This post was written by Kate Wilcox, Reader Experience and Technical Services Manager at the Institute of Historical Research Library.

The IHR library has rich collections for medieval history. The lives of medieval women are illuminated by sources across the library covering topics as varied as landholding, law, the spaces where women lived and the items they owned. A new Medieval collections guide includes some of highlights and shows how the collections are arranged.

Manuscript illumination: Instruction of Women

‘Instruction of Women’ from British Library Additional 29986 f. 152v, 1407-10

Books specifically about women’s lives include edited compilations of sources and subject-specific secondary works. These can be found by searching for subjects and keywords in the catalogue. The range of themes is wide: religious women in Guidance for women in twelfth-century convents, occupations in Ale, beer and brewsters in England and legal provisions in The Welsh Law of Women. More examples, including collections of women’s wills and letters are included in the Medieval Women section of the collection guide.

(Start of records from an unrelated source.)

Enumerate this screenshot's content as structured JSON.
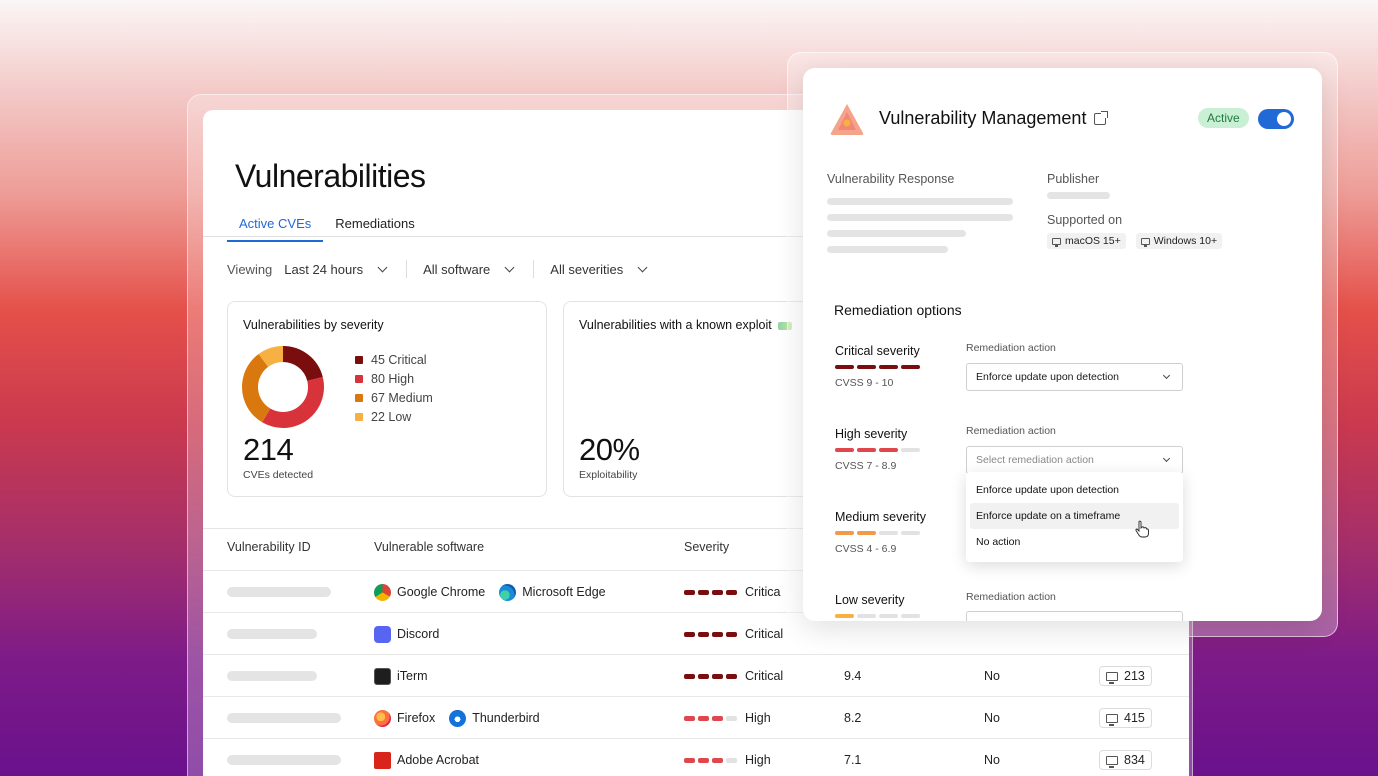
{
  "page": {
    "title": "Vulnerabilities",
    "tabs": [
      {
        "label": "Active CVEs",
        "active": true
      },
      {
        "label": "Remediations",
        "active": false
      }
    ],
    "filters": {
      "viewing_label": "Viewing",
      "time": "Last 24 hours",
      "software": "All software",
      "severity": "All severities"
    }
  },
  "severity_panel": {
    "title": "Vulnerabilities by severity",
    "legend": [
      {
        "label": "45 Critical",
        "count": 45,
        "color": "#7a0d0d"
      },
      {
        "label": "80 High",
        "count": 80,
        "color": "#d8323a"
      },
      {
        "label": "67 Medium",
        "count": 67,
        "color": "#d9780f"
      },
      {
        "label": "22 Low",
        "count": 22,
        "color": "#f7b142"
      }
    ],
    "total": "214",
    "total_label": "CVEs detected"
  },
  "exploit_panel": {
    "title": "Vulnerabilities with a known exploit",
    "value": "20%",
    "value_label": "Exploitability"
  },
  "table": {
    "headers": [
      "Vulnerability ID",
      "Vulnerable software",
      "Severity"
    ],
    "rows": [
      {
        "software": [
          "Google Chrome",
          "Microsoft Edge"
        ],
        "severity": "Critica",
        "bars": 4,
        "level": "critical",
        "score": "",
        "exploit": "",
        "devices": ""
      },
      {
        "software": [
          "Discord"
        ],
        "severity": "Critical",
        "bars": 4,
        "level": "critical",
        "score": "",
        "exploit": "",
        "devices": ""
      },
      {
        "software": [
          "iTerm"
        ],
        "severity": "Critical",
        "bars": 4,
        "level": "critical",
        "score": "9.4",
        "exploit": "No",
        "devices": "213"
      },
      {
        "software": [
          "Firefox",
          "Thunderbird"
        ],
        "severity": "High",
        "bars": 3,
        "level": "high",
        "score": "8.2",
        "exploit": "No",
        "devices": "415"
      },
      {
        "software": [
          "Adobe Acrobat"
        ],
        "severity": "High",
        "bars": 3,
        "level": "high",
        "score": "7.1",
        "exploit": "No",
        "devices": "834"
      }
    ]
  },
  "overlay": {
    "title": "Vulnerability Management",
    "status": "Active",
    "toggle_on": true,
    "category": "Vulnerability Response",
    "publisher_label": "Publisher",
    "supported_label": "Supported on",
    "platforms": [
      "macOS 15+",
      "Windows 10+"
    ],
    "remediation_title": "Remediation options",
    "action_label": "Remediation action",
    "severities": [
      {
        "name": "Critical severity",
        "cvss": "CVSS 9 - 10",
        "level": "critical",
        "filled": 4,
        "action": "Enforce update upon detection",
        "placeholder": false
      },
      {
        "name": "High severity",
        "cvss": "CVSS 7 - 8.9",
        "level": "high",
        "filled": 3,
        "action": "Select remediation action",
        "placeholder": true
      },
      {
        "name": "Medium severity",
        "cvss": "CVSS 4 - 6.9",
        "level": "medium",
        "filled": 2
      },
      {
        "name": "Low severity",
        "cvss": "",
        "level": "low",
        "filled": 1
      }
    ],
    "dropdown_options": [
      "Enforce update upon detection",
      "Enforce update on a timeframe",
      "No action"
    ]
  },
  "colors": {
    "accent": "#2169d6",
    "critical": "#7a0d0d",
    "high": "#e0474c",
    "medium": "#f09a4a",
    "low": "#f7b142",
    "empty_bar": "#e2e2e2"
  }
}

Manuscript illumination: 'Drunken woman' at a vineyard

‘Drunken woman’ at a vineyard from British Library Additional 8785 f. 257, before 1309

Searching the catalogue is only a start, because it will only bring up works that are primarily about women, not every mention in other works. Following up the references in monographs and periodical articles is one way to locate appropriate sources. The guides to sources held in the library may also be useful. For some subjects browsing within likely sources will be manageable and some editions have useful indexes. Online resources like British History Online allow for searching within sources. The library’s guide to free online resources includes other examples.

Many sources mention women as landholders. In the entry for Upper Clatford in Hampshire, Domesday Book mentions Adeline the jester (ioculatrix) as owner in 1086 of a small piece of land which had been given to her by an earl. A Terrier of Fleet lists the tenants of the Lincolnshire manor of Fleet in the year 1315-16, including at Fleet Hargate in the Fens, women such as Hawisia Redhede and Margareta Puddyng.

In the Selden Society’s Select cases in manorial courts, 1250-1550 an entry for 1299 describes Emma Alwine getting permission to transfer land that she held from Crowland Abbey to her daughter and son-in-law, listing what she would receive from them in return:

“William and Margaret will provide a dwelling-place for the aforesaid Emma, and they will give her yearly one quarter of wheat, one quarter of rye, one quarter of barley, half a quarter of beans and peas, and half a quarter of oats at the two terms in equal portion, namely at Michaelmas and Christmas.. And she will have one selion containing half an acre in a croft beside the land of Thomas Folkes.”

Works on architectural history can give an insight into the spaces women occupied, and catalogues of archaeological finds, e.g. Dress accessories c.1150 – c.1450, show the objects women would have owned. The prescribed clothing for different classes of people is described in ‘A Statute concerning Diet and Apparel’. ‘People of Handicraft’ and Yeomen are not allowed to wear clothing above a certain value:

“nor Stone, nor Cloth of Silk nor of Silver, nor Girdle, Knife, Button, Ring, Garter, nor Owche, Ribband, Chains nor no such other Things of Gold nor of Silver, nor no Manner of Apparel embroidered, aimeled, nor of Silk by no Way; and that their Wives, Daughters, and Children, be of the same Condition in their Vesture and Apparel ; and that they wear no Veil of Silk, but only of Yarn made within the Realm, nor no Manner of Furr, nor of Budge, but only Lamb, Cony, Cat, and Fox.”  (Statutes of the Realm , 37 Edward III c.9).

Three new guides to the IHR library show some highlights by period: medieval history, early modern history and modern history and researchers can find much more across the library’s collections.